Après l'effondrement américain en Indochine et devant les incertitudes qui pèsent sur l'avenir de cette région, Tokyo manœuvre en souplesse et rééquilibre ses rapports en Asie du Sud-Est de façon à sauvegarder des positions économiques importantes pour son industrie. La même attitude prudente peut être notée dans les relations de Tokyo avec Pékin et Moscou tandis que le Japon se préoccupe de l'avenir de la péninsule coréenne et qu'il obtient, au prix de contreparties que l'on aperçoit, confirmation de l'engagement américain en Extrême-Orient.
Le Japon et l'après-Vietnam
Les « dominos » du Sud-Est asiatique tiendront-ils ? Quel sera le poids de la puissance militaire et, à plus long terme, économique du Vietnam dans la péninsule indochinoise et au-delà ? Quelles seront les relations de l’U.R.S.S. et de la Chine avec le Vietnam et quelle sera leur place dans les autres pays de la région ? Quelle extension prendra le retrait de la présence américaine dans le Sud-Est asiatique ? Dans quelles conditions s’effectuera-t-il ? Quel sera le redéploiement de la stratégie américaine en Extrême-Orient et singulièrement en Asie du Nord-Est et à Taïwan ?
Telles sont quelques-unes des questions que le monde se pose après le changement de pouvoir à Saïgon, à Phnom Penh et à Vientiane.

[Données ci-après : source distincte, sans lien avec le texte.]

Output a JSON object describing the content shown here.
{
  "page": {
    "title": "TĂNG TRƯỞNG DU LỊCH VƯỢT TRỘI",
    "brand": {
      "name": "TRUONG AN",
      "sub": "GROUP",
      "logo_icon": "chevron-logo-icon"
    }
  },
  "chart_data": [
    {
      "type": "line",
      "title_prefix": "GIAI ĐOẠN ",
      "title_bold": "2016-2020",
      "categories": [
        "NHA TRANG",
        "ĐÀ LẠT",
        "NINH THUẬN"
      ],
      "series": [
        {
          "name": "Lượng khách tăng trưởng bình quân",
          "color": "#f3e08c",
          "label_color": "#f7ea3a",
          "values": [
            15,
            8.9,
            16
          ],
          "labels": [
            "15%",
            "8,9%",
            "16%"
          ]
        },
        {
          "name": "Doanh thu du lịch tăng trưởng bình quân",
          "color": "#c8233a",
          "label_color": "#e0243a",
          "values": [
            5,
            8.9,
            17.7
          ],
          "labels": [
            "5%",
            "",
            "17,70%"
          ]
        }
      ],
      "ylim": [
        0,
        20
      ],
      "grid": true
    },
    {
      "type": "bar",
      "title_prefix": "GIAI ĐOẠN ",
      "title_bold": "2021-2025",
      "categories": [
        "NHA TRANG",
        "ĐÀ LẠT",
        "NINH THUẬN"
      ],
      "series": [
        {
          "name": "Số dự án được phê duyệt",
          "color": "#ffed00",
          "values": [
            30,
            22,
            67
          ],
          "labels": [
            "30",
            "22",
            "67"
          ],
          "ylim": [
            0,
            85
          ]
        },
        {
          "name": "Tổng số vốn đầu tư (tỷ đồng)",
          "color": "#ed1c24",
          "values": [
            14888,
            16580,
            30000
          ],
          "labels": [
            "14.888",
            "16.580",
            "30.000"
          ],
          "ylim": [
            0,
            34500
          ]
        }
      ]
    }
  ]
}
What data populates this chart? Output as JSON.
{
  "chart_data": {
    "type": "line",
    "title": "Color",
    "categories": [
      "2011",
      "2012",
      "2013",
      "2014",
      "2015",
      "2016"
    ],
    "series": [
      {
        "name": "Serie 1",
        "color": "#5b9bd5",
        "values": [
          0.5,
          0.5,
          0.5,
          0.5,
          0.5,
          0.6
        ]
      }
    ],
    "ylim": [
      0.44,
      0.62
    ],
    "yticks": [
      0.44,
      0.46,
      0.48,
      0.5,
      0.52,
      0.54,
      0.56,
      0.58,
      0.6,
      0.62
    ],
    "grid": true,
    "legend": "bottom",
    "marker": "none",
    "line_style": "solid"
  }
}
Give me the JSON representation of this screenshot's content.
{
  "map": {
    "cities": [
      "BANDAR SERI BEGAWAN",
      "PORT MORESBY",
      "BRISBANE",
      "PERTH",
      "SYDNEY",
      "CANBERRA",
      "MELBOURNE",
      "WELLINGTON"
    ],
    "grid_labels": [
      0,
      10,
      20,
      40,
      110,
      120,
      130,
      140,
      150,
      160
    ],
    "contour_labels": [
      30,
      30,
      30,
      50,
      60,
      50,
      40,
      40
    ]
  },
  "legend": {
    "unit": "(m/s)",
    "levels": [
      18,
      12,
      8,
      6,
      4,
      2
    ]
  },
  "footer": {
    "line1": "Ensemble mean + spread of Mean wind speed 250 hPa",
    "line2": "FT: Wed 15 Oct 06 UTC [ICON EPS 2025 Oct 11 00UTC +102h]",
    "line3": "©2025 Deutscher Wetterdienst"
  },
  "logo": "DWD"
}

Ces questions, le Japon les ressent avec une acuité particulière. Géographiquement, en effet, il est proche de la péninsule indochinoise et ses liens avec les États de la région sont nombreux et étroits. Mais il constitue aussi un élément important du dispositif stratégique américain en Extrême-Orient et plus particulièrement en Asie du Nord-Est. Enfin, il est depuis plusieurs années en négociation avec les deux principaux alliés d’Hanoï, la Russie et la Chine, pour définir ses relations avec eux. Aussi, la réflexion que suscite à Tokyo la fin du conflit indochinois dépasse-t-elle largement le cadre de l’Asie du Sud-Est pour toucher également à la place du Japon vis-à-vis des États-Unis en Extrême-Orient et à ses rapports avec ses deux grands voisins communistes.
Depuis la deuxième guerre mondiale, l’engagement politique du Japon en Asie du Sud-Est est resté très limité. Sans doute faut-il voir dans cette prudence autant le peu de goût des Japonais pour les prises de position tranchées que leur préoccupation de discrétion pour éviter de réveiller dans la région les souvenirs de la seconde guerre mondiale. Il convient d’ajouter que les rares initiatives que le Japon a prises ces dernières années ne l’ont pas placé en position favorable vis-à-vis des nouveaux maîtres de la péninsule indochinoise.